I lifted myself from the snow that had built up during my skid with the kind care one would employ in moving something delicate or fragile; I wasn’t about to go down like that again. Not wanting to expedite the trip as I had, my comrades made their way down slowly and gingerly,looking for places to plant their feet, then moving one step at a time. I trudged on and entered the small grove.

The tracks veered away from the path to the right, through several trees. They came back, crossed the path and disappeared to my left this time. Three, four, five times wolf prints criss-crossed the path through the coppice that rested in the bosom of the foothills. After the last swing to the left, they didn’t come back, so I followed them through empty shrubs and around thin poles of tree trunks. They were becoming increasingly difficult to see, as the crashing snow had grown into even more of a blizzard than before.

Finally, I stood still. I lost sight of the guiding purpose of this expedition. I listened as the crunch of my companions’ footsteps stopped, directly behind me. We surveyed the landscape for paw prints.

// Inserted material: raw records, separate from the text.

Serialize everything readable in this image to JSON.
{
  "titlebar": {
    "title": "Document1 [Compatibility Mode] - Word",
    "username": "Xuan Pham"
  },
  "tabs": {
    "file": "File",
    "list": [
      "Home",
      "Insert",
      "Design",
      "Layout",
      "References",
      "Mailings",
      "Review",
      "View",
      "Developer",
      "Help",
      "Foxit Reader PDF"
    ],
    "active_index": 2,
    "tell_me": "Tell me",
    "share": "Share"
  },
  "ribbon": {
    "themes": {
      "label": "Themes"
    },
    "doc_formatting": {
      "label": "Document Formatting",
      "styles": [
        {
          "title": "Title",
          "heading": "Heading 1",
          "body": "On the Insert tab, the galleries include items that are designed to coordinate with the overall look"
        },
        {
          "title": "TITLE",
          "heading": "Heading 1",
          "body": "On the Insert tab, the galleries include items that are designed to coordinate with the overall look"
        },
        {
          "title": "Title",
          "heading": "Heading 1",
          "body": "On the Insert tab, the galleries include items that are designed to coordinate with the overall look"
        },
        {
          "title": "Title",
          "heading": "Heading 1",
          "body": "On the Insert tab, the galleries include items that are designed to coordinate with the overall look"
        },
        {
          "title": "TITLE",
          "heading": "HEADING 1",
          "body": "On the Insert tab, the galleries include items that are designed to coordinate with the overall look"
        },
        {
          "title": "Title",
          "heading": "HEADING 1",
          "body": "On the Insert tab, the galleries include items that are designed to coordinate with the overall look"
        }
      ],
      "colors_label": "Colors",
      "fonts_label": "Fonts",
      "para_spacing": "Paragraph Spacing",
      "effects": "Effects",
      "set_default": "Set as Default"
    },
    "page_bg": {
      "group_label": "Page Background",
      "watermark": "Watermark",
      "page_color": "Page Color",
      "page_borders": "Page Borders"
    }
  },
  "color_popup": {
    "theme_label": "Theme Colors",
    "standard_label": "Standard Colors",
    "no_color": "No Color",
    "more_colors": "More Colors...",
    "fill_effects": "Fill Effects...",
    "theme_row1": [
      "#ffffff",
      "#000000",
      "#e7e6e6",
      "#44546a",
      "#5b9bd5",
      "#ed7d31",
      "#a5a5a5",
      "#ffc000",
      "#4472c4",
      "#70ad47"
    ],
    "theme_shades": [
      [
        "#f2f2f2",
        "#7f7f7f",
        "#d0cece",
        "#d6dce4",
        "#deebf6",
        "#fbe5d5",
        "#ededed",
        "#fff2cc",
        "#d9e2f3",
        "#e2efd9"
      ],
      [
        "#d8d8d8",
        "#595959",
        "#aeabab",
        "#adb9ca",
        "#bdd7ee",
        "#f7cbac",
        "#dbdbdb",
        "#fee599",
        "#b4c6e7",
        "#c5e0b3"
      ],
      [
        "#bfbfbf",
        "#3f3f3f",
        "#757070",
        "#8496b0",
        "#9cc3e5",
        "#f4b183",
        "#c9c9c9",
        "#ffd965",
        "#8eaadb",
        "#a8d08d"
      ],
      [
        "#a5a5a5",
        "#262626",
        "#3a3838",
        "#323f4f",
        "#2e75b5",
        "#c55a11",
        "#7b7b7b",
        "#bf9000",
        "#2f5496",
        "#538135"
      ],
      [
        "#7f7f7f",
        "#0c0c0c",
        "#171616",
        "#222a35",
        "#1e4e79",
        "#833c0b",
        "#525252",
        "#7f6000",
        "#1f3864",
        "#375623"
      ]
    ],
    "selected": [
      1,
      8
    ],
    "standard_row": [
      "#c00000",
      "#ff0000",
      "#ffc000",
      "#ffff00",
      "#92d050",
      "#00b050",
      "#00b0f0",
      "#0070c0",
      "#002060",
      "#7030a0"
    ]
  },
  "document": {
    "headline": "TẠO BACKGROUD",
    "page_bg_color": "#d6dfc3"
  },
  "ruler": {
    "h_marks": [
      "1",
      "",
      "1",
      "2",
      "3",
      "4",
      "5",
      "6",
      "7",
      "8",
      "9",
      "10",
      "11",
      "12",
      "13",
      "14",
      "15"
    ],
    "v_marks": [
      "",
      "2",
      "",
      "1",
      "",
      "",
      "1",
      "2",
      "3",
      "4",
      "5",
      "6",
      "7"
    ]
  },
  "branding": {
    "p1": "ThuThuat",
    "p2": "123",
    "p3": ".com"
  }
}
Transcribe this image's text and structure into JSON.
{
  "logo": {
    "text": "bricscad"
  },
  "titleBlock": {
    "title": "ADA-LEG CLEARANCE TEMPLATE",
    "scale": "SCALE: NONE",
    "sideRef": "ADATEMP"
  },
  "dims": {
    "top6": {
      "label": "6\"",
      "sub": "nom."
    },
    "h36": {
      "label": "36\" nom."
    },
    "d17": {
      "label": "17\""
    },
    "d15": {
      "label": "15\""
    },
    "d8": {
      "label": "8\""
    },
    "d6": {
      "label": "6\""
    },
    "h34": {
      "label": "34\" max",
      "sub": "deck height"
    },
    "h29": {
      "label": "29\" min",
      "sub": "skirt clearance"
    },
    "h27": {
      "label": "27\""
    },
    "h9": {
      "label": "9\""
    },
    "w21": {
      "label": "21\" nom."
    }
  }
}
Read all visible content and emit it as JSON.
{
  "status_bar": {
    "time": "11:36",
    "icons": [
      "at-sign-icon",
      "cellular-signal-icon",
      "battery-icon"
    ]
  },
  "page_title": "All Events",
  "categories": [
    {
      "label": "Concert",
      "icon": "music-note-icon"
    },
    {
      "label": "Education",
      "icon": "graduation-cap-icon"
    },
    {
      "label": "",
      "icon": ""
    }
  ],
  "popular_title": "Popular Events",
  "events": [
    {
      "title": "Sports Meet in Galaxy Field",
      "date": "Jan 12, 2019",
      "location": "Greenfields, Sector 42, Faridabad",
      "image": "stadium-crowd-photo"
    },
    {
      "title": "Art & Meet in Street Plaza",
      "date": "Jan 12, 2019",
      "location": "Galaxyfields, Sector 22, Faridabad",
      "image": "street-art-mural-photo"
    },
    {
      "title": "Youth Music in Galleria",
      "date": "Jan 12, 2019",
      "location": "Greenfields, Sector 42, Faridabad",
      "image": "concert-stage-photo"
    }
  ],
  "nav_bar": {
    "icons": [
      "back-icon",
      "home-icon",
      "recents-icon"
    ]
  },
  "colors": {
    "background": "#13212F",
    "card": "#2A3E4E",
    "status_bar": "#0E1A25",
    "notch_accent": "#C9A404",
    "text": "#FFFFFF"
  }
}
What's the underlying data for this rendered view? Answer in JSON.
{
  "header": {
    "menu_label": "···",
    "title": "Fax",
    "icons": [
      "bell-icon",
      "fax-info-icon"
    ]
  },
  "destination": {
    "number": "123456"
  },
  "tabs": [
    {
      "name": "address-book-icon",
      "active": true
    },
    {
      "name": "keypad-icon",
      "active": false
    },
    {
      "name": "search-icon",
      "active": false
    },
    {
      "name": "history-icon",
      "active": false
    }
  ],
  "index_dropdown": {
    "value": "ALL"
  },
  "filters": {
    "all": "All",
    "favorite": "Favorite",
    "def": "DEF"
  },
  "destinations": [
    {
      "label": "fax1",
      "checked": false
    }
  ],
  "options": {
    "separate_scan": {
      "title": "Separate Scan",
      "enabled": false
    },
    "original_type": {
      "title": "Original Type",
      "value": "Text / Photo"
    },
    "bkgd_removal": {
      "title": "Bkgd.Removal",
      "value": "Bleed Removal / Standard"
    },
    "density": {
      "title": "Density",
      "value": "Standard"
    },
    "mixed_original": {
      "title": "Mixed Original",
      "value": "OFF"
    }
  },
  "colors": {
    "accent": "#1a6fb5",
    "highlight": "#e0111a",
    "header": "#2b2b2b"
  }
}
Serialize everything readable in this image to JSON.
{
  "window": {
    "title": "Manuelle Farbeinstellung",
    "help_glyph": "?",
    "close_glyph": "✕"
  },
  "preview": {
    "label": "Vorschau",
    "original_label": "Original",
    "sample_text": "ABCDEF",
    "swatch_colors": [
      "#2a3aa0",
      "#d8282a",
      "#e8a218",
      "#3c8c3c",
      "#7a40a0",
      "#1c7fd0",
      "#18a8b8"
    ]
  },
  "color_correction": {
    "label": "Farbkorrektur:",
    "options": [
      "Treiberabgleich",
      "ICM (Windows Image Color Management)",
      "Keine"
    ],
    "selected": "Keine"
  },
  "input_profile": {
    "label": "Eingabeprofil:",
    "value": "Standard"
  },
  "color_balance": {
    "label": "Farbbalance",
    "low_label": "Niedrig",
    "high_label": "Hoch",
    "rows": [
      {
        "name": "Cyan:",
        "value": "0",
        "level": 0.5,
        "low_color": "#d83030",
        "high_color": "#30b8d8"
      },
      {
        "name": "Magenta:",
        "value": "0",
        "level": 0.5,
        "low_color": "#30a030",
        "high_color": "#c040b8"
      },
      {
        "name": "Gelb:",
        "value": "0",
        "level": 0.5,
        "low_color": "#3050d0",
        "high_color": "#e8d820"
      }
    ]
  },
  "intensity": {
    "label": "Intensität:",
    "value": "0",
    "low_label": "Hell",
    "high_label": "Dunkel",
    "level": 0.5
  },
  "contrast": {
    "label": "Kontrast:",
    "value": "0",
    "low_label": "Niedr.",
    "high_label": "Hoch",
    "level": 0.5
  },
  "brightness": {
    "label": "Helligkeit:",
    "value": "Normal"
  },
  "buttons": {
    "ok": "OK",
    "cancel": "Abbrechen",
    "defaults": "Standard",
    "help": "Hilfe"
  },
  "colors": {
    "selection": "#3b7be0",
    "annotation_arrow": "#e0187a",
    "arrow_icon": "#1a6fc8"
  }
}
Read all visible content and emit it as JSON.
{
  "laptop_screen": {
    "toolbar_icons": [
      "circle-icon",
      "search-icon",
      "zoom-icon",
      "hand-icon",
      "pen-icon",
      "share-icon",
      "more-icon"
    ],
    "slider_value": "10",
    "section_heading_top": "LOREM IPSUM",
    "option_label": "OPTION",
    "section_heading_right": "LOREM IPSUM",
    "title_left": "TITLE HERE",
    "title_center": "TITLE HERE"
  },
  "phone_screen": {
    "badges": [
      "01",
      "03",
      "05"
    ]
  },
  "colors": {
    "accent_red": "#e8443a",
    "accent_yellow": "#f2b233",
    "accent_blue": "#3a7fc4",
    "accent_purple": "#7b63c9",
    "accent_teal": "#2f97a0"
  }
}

I don’t know who saw it first, but one could hear as each had his breath catch in his throat, upon seeing the mess.

The snow had certainly experienced a disturbance, as it had been scattered all directions. Blood, squirted and splattered all over the place had long since turned brown after exposure to oxygen. The snow had been working at placing a veil over it for a while now, but it still stood out as something so gruesome should. In the middle of it all, a brand-new steel trap lay, with the lower half of a wolf’s leg still lodged between the metal teeth that had caught it not long ago.

The rest of the wolf had gotten away. A trail of blood and disheveled snow led the way. Somewhere, an angry, hurting wolf was still alive.

Jesus Said, “It is better for you to enter into life maimed, rather than having two hands, to go to hell, into the fire that shall never be quenched . . .” (Mark 9:43)

It seems that sometimes, the process of recognizing problems and making the sacrifice is as awful as chewing our own leg off. In the scheme of things though, it truly is better to be alive: it truly is better to experience salvation, regardless of the loss and pain we experience.